Алтонгирел сидит за столом, подперев голову рукой, и смотрит на меня так, как будто восхищается размахом моей бессовестности.
— Ты знаешь, я никогда не считал Азамата доверчивым человеком, — размышляет он вслух. — А теперь вот все понять не могу, что ты с ним такое делаешь?
— Тебе рассказать или на бумажке записать по пунктам? — спрашиваю. — Первое, я его люблю. Второе, я его уважаю. Третье, я его лечу…
— Ах, ну да, — перебивает духовник. — Ты ведь ему заливаешь, что можешь его вылечить.
— Неправда, я ему совершенно честно говорю, что могу сделать шрамы менее заметными, хотя не могу убрать бесследно.
— Ага, ага, — отмахивается Алтонгирел. — Его тут нет, а мне можешь не рассказывать. Мне, в общем, все равно, ради чего ты с ним связалась, лишь бы он от этого не пострадал. Но вот сейчас просто интересно, чего же ты хочешь добиться от богов?
— Чтобы нас с Азаматом поженили, — пожимаю плечами. Чего тут не понять?
Алтонгирел прищуривается.
— У тебя случайно внебрачных детей нету?
— Че? — искренне удивляюсь я. — С чего вдруг?
Он еще некоторое время на меня пристально смотрит, потом расслабляется.
— Да так, подумалось… Обычно так хотят выйти замуж только женщины с левыми детьми.

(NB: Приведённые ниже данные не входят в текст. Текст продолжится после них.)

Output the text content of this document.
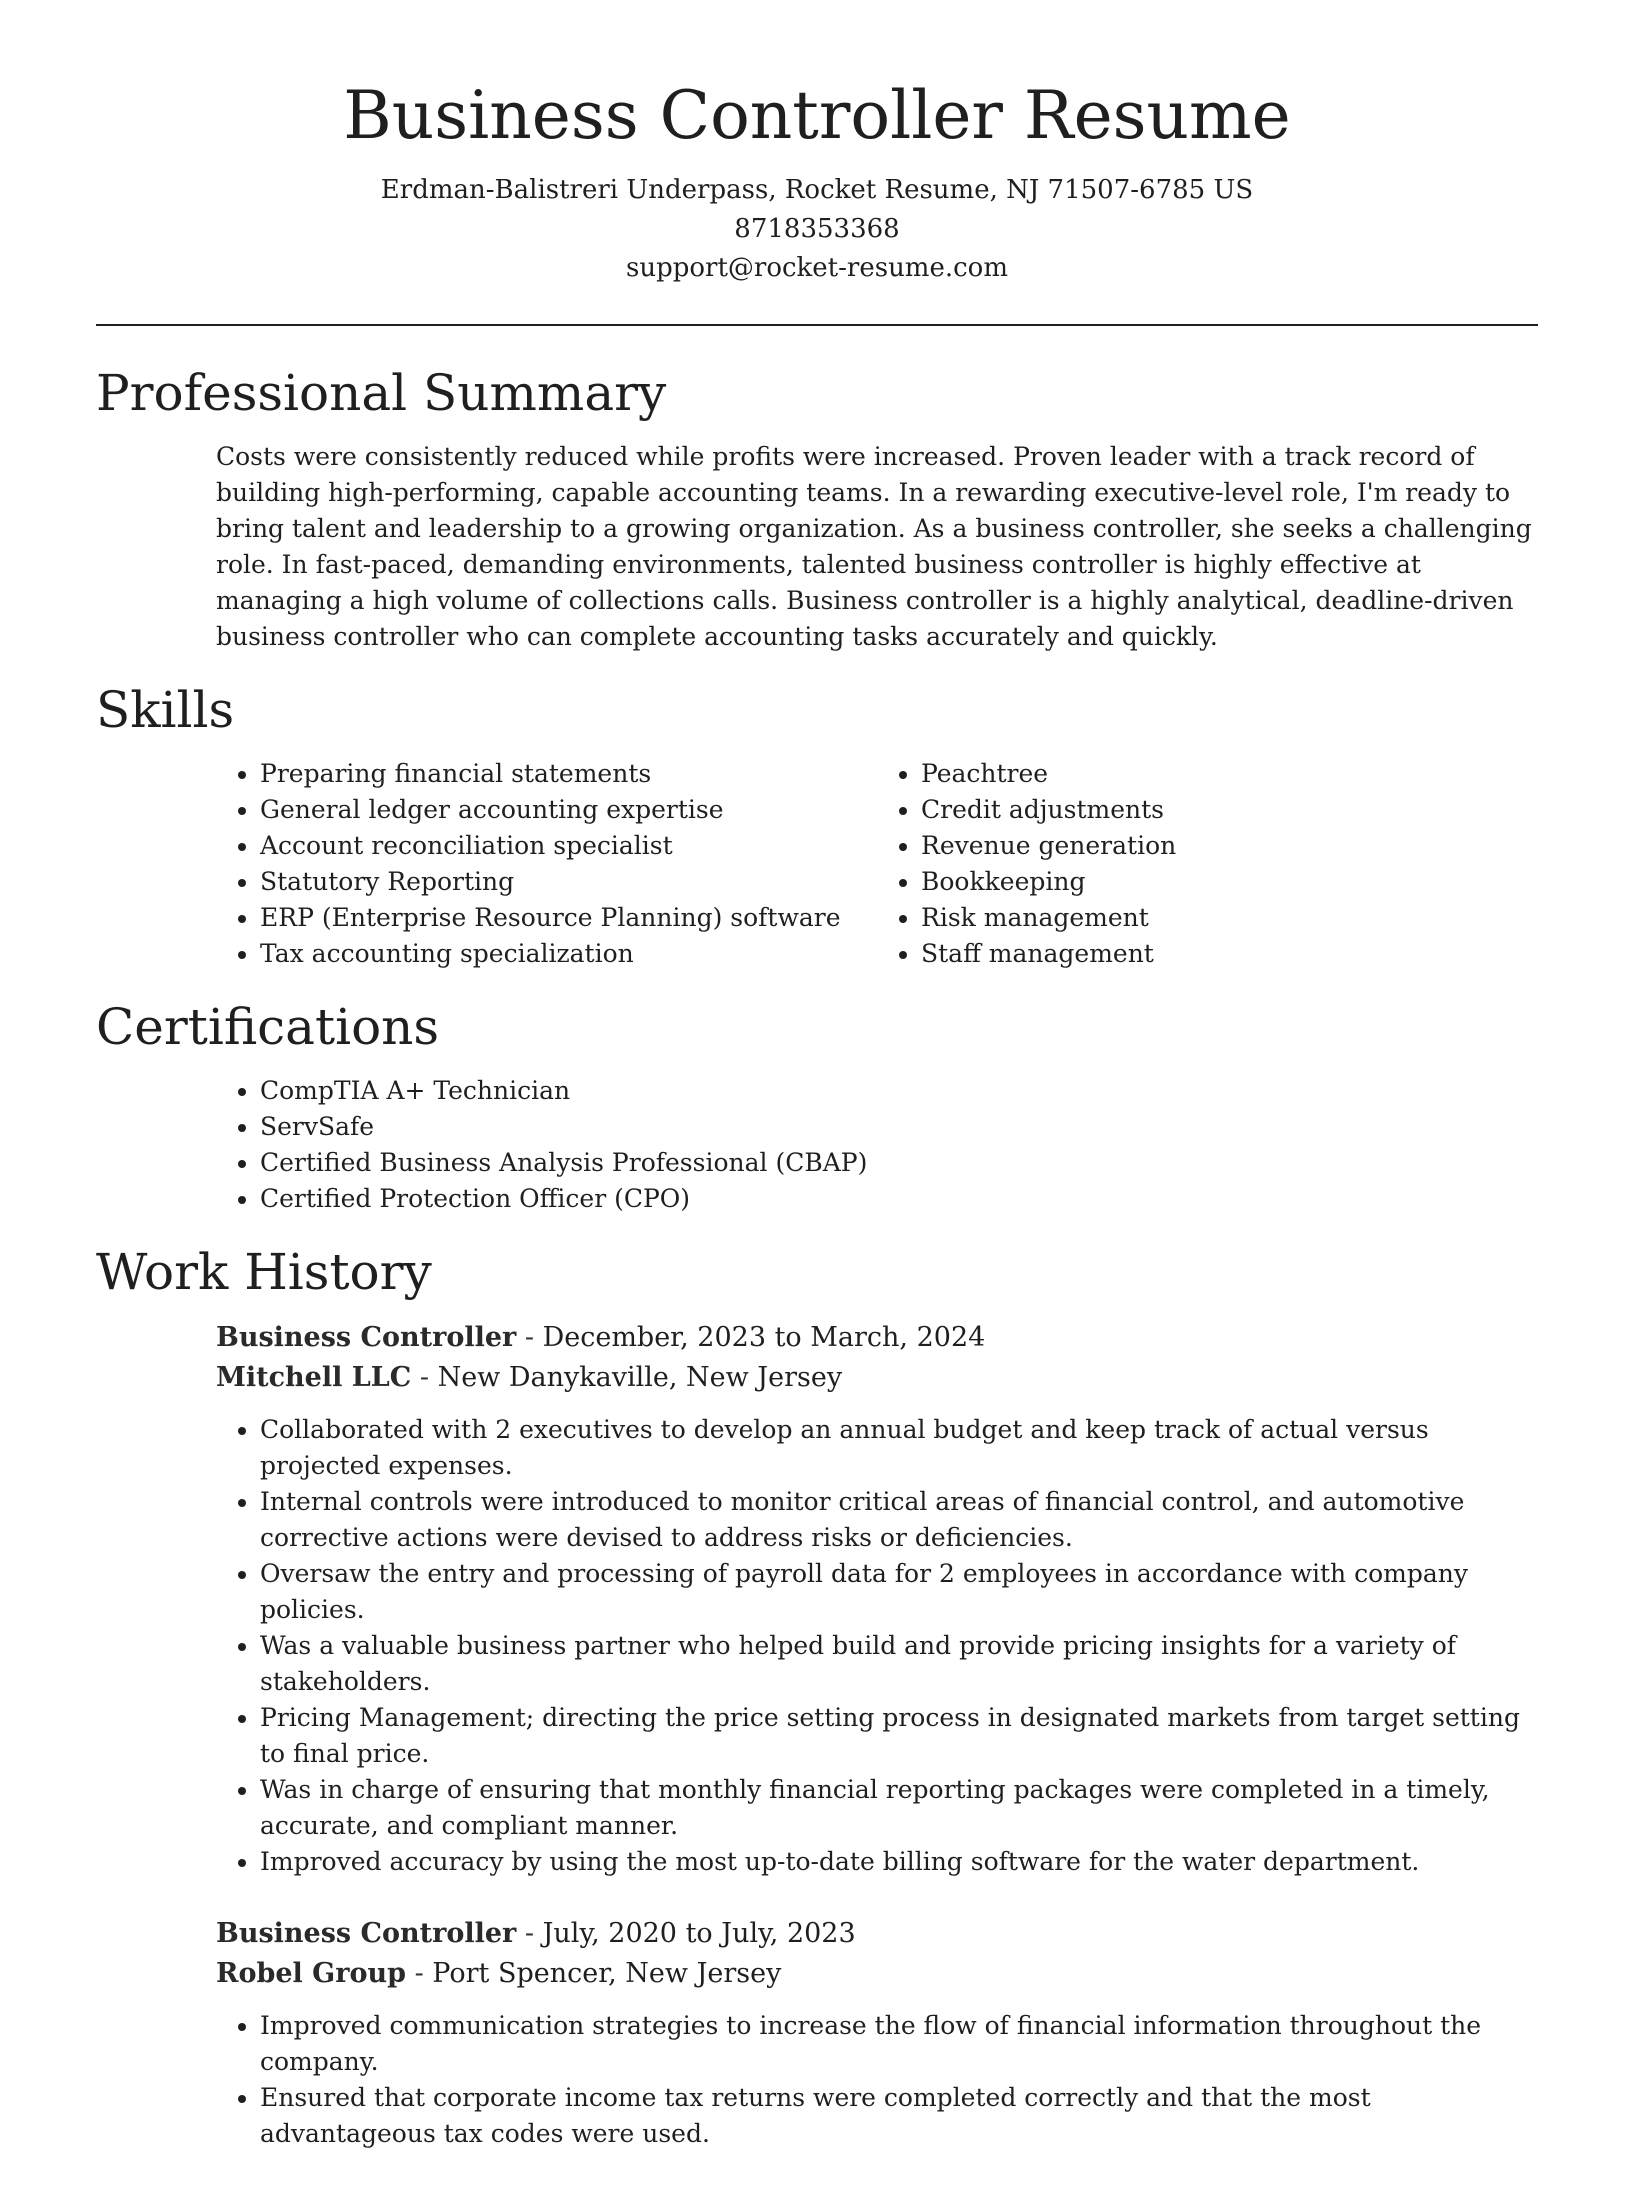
Business Controller Resume
Erdman-Balistreri Underpass, Rocket Resume, NJ 71507-6785 US
8718353368
support@rocket-resume.com
Professional Summary
Costs were consistently reduced while profits were increased. Proven leader with a track record of building high-performing, capable accounting teams. In a rewarding executive-level role, I'm ready to bring talent and leadership to a growing organization. As a business controller, she seeks a challenging role. In fast-paced, demanding environments, talented business controller is highly effective at managing a high volume of collections calls. Business controller is a highly analytical, deadline-driven business controller who can complete accounting tasks accurately and quickly.
Skills
• Preparing financial statements
• General ledger accounting expertise
• Account reconciliation specialist
• Statutory Reporting
• ERP (Enterprise Resource Planning) software
• Tax accounting specialization
• Peachtree
• Credit adjustments
• Revenue generation
• Bookkeeping
• Risk management
• Staff management
Certifications
• CompTIA A+ Technician
• ServSafe
• Certified Business Analysis Professional (CBAP)
• Certified Protection Officer (CPO)
Work History
Business Controller - December, 2023 to March, 2024
Mitchell LLC - New Danykaville, New Jersey
• Collaborated with 2 executives to develop an annual budget and keep track of actual versus projected expenses.
• Internal controls were introduced to monitor critical areas of financial control, and automotive corrective actions were devised to address risks or deficiencies.
• Oversaw the entry and processing of payroll data for 2 employees in accordance with company policies.
• Was a valuable business partner who helped build and provide pricing insights for a variety of stakeholders.
• Pricing Management; directing the price setting process in designated markets from target setting to final price.
• Was in charge of ensuring that monthly financial reporting packages were completed in a timely, accurate, and compliant manner.
• Improved accuracy by using the most up-to-date billing software for the water department.
Business Controller - July, 2020 to July, 2023
Robel Group - Port Spencer, New Jersey
• Improved communication strategies to increase the flow of financial information throughout the company.
• Ensured that corporate income tax returns were completed correctly and that the most advantageous tax codes were used.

Чтобы даже моцог провести… у тебя должна быть какая-то развесистая причина. Может, на Землю возвращаться не хочешь? Ты не преступница ли, часом?
— А не пойти ли тебе ненароком? — интересуюсь, подобрав дар речи. — А то я могу, например, ухо ампутировать…

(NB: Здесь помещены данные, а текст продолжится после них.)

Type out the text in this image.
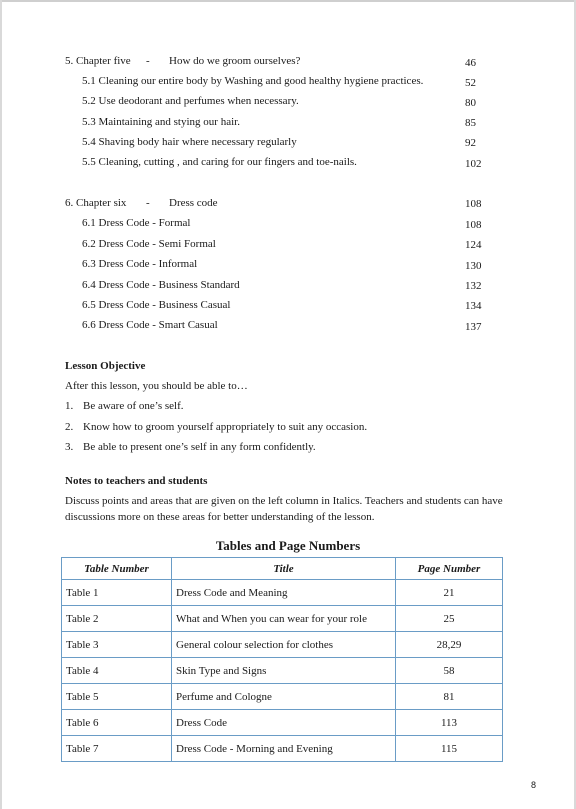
5. Chapter five - How do we groom ourselves?	46
5.1 Cleaning our entire body by Washing and good healthy hygiene practices.	52
5.2 Use deodorant and perfumes when necessary.	80
5.3 Maintaining and stying our hair.	85
5.4 Shaving body hair where necessary regularly	92
5.5 Cleaning, cutting , and caring for our fingers and toe-nails.	102
6. Chapter six - Dress code	108
6.1 Dress Code - Formal	108
6.2 Dress Code - Semi Formal	124
6.3 Dress Code - Informal	130
6.4 Dress Code - Business Standard	132
6.5 Dress Code - Business Casual	134
6.6 Dress Code - Smart Casual	137
Lesson Objective
After this lesson, you should be able to…
1. Be aware of one’s self.
2. Know how to groom yourself appropriately to suit any occasion.
3. Be able to present one’s self in any form confidently.
Notes to teachers and students
Discuss points and areas that are given on the left column in Italics. Teachers and students can have discussions more on these areas for better understanding of the lesson.
Tables and Page Numbers
Table Number	Title	Page Number
Table 1	Dress Code and Meaning	21
Table 2	What and When you can wear for your role	25
Table 3	General colour selection for clothes	28,29
Table 4	Skin Type and Signs	58
Table 5	Perfume and Cologne	81
Table 6	Dress Code	113
Table 7	Dress Code - Morning and Evening	115
8
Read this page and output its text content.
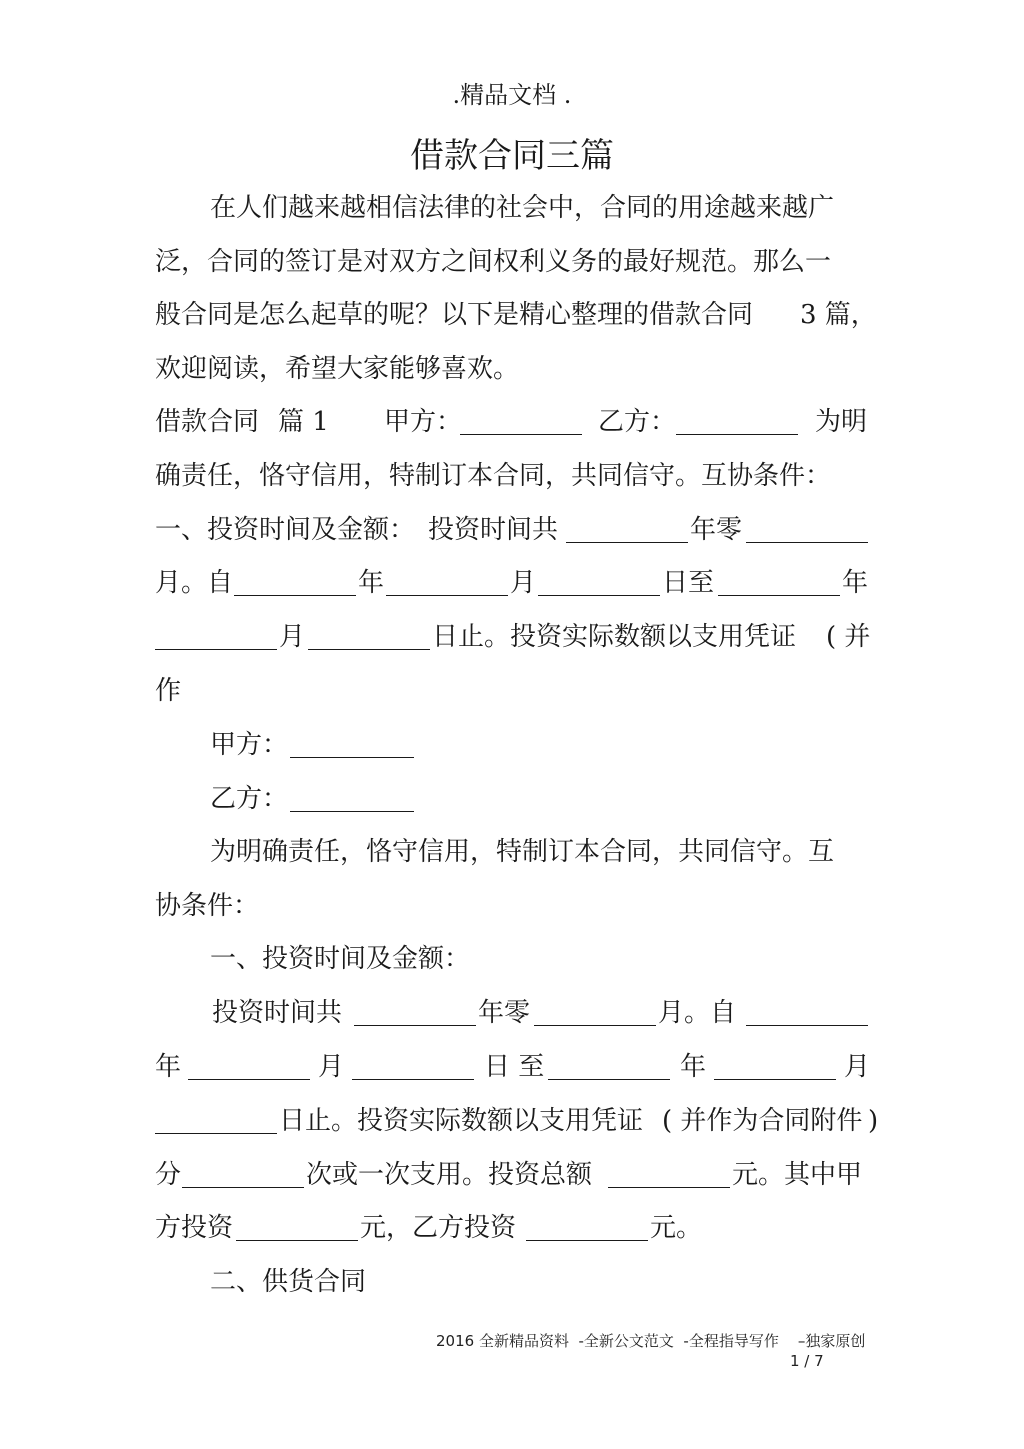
.精品文档 .
借款合同三篇
在人们越来越相信法律的社会中，合同的用途越来越广
泛，合同的签订是对双方之间权利义务的最好规范。那么一
般合同是怎么起草的呢？以下是精心整理的借款合同 3 篇，
欢迎阅读，希望大家能够喜欢。
借款合同 篇 1 甲方：	乙方：	为明
确责任，恪守信用，特制订本合同，共同信守。互协条件：
一、投资时间及金额： 投资时间共	年零
月。自	年	月	日至	年
月	日止。投资实际数额以支用凭证 ( 并
作
甲方：
乙方：
为明确责任，恪守信用，特制订本合同，共同信守。互
协条件：
一、投资时间及金额：
投资时间共	年零	月。自
年	月	日 至	年	月
日止。投资实际数额以支用凭证 ( 并作为合同附件 )
分	次或一次支用。投资总额	元。其中甲
方投资	元，乙方投资	元。
二、供货合同
2016 全新精品资料  -全新公文范文  -全程指导写作    –独家原创
1 / 7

Не знаю уж, понимает ли Алтонгирел слово «ампутировать», но высказывать свои безумные предположения резко перестает.
— Ладно, — говорит, — хватит тут болтать, если тебе обряд нужен, то не отвлекай меня.
Закашливаюсь от неудачной попытки сказать несколько грубостей одновременно. Можно подумать, это я тут лясы точу!
Алтонгирел достает из одного из своих многочисленных сундучков некое подобие венка из засушенного вьющегося растения с острым и пряным запахом и надевает его мне на голову. Потом разворачивает на столе платочек с какой-то трухой, берет что-то вроде жезла с большим бубенцом на конце и принимается напевно бормотать непонятные мне слова, позвякивая жезлом поочередно то над одним, то над другим моим плечом и периодически посыпая меня трухой из платочка. Уж не знаю, что я должна при этом думать, но на всякий случай загадываю желание. Постепенно бормотание Алтонгирела переходит в пение. У него, кстати, неплохой голос, чистый и мелодичный, кто бы мог подумать.
Внезапно все заканчивается. Венок с меня снимают, жезл отправляется в сундук.
— Ну чего ждешь? — спрашивает духовник нетерпеливо.
— А уже все? — неторопливо произношу я. Хочешь меня выгнать побыстрее, так фигушки.
— Нет, знаешь, еще надо постоять на голове, — ехидно отвечает он.
— Надо было заранее предупреждать, я бы штаны надела, — говорю невозмутимо. Он тяжело вздыхает. Я хмыкаю. — Откуда мне знать, как выглядят ваши обряды и когда они кончаются?
— Хорошо, говорю: обряд закончился. Можешь идти на все четыре стороны.
Я стою.
— Видишь ли, Алтонгирел, — произношу медленно, с удовольствием растягивая слова, — думаю, что это не последний раз, когда мне придется проходить какой-нибудь обряд. Я бы предпочла, чтобы в следующий раз ты вспомнил, что для меня все это в новинку, и пояснил, что от меня требуется. Особенно когда дело дойдет до Старейшин. Не хотелось бы пролететь только потому, что я не знала, в какой момент вставать.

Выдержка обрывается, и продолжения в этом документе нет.